The rioting comes at the end of a two-month national debate that Macron organized to respond to protesters’ concerns about sinking living standards, stagnant wages and high unemployment.

After the weekly protests dwindled recently, protesters were hoping to breathe new life into their movement against a president who they see as favoring the elite.

The violence started Saturday when protesters threw smoke bombs and other objects at officers along the famed avenue — scene of repeated past rioting — and started pounding on the windows of a police van, prompting riot police to retreat.

Simultaneous fires were also put out from two burning newspaper kiosks, which sent black smoke high into the sky.
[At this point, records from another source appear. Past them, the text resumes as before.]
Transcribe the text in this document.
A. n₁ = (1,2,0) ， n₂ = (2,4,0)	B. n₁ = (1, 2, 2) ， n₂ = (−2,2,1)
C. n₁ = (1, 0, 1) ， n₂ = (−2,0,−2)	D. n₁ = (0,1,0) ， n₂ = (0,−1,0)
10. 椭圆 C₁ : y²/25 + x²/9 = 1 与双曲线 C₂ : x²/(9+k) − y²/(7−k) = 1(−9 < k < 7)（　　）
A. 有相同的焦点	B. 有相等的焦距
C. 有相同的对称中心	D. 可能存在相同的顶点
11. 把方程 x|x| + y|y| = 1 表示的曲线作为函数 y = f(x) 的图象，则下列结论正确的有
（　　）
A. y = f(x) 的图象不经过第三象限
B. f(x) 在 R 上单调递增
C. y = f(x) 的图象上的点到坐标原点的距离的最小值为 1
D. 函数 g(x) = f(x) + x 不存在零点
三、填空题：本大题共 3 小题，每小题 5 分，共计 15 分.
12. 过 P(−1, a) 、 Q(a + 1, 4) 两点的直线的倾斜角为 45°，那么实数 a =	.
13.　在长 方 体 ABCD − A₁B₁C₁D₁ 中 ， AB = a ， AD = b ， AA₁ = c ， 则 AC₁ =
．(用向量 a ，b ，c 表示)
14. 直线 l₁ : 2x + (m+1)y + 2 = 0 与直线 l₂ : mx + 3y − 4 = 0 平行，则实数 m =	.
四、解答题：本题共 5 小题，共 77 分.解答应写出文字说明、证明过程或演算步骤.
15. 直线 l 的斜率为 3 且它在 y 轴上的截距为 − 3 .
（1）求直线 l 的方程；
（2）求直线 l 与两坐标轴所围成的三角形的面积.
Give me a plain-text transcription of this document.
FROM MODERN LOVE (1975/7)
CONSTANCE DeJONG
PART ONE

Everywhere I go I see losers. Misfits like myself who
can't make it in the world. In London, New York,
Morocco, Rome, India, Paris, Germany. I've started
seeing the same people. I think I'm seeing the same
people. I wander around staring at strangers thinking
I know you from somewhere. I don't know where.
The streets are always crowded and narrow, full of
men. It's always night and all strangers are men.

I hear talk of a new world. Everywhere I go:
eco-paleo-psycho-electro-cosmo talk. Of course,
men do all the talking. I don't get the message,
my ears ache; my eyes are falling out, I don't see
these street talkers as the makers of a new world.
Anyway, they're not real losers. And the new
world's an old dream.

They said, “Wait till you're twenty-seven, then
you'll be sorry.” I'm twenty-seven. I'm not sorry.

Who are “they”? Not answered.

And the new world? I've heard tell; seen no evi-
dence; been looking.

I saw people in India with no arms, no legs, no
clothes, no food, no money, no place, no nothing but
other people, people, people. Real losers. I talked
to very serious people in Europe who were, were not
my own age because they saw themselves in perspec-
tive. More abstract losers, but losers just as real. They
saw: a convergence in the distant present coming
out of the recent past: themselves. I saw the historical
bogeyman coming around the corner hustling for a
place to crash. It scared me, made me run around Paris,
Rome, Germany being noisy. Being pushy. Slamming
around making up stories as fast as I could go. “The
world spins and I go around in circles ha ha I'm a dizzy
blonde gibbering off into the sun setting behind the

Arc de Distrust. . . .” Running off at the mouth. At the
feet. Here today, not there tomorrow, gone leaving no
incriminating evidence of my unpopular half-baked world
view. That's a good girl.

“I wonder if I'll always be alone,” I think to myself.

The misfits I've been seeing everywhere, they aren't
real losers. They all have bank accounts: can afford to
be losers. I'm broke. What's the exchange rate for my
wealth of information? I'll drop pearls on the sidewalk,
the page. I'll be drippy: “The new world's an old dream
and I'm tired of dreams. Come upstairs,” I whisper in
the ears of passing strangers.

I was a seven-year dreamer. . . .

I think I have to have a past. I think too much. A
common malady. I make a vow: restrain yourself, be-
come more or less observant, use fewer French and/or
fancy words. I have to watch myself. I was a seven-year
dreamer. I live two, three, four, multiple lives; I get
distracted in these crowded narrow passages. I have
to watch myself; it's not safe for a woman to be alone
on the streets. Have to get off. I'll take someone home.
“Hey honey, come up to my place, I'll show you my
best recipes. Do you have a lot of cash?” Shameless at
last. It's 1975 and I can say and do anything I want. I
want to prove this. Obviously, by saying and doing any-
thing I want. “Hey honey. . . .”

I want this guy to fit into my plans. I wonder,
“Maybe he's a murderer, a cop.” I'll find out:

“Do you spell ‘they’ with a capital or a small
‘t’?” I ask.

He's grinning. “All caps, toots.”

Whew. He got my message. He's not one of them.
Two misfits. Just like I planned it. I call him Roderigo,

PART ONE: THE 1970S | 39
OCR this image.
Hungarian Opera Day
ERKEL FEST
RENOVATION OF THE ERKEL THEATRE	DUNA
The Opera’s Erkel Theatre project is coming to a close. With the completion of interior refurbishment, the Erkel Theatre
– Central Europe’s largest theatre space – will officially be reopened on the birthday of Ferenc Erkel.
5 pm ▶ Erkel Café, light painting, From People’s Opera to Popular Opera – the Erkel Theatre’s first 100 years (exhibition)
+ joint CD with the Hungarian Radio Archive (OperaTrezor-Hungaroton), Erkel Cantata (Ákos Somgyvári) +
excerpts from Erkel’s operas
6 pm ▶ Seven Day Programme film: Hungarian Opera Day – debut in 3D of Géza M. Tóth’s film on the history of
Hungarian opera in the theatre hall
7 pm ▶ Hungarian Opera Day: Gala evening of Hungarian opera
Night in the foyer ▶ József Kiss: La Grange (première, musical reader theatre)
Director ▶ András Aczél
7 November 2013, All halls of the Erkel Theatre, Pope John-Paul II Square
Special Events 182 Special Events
Several protesters smiled as they posed for a photo in front of one the kiosk’s charred remains.

Demonstrators also targeted symbols of the luxury industry, as shops including brands Hugo Boss and Lacoste were smashed up and pillaged, and mannequins thrown out of the broken windows. A posh eatery called Fouquet’s, which is associated with politicians and celebrities, was vandalized and set on fire. A vehicle burned outside the luxury boutique Kenzo, one of many blazes on and around the Champs-Elysees.

Interior Minister Christophe Castaner said up to 8,000 demonstrators were in Paris on Saturday, including 1,500 “ultraviolent ones that are there to smash things up.”

Castaner ordered police to retaliate against these “inadmissible” acts, condemning those who “call for violence and are here to ferment chaos in Paris.”

Paris police told The Associated Press that 82 people were arrested by mid-afternoon. Police closed down several streets and fanned out around the Right Bank.

Yellow vest groups representing teachers, unemployed people and labor unions were among those that organized dozens of rallies and marches Saturday in the capital and around France.

Protesters dismiss Macron’s national debate on the economy as empty words and a campaign ploy by Macron to gain support for the European Parliament elections in May. Protesters are angry over high taxes and Macron policies seen as coddling business.

“Those who participated in this great debate are mostly retirees and upper middle class, meaning Macron’s electorate, even though we understood this great national debate was supposed to respond to the yellow vest crisis,” lawyer and protester Francois Boulo told Europe-1 radio.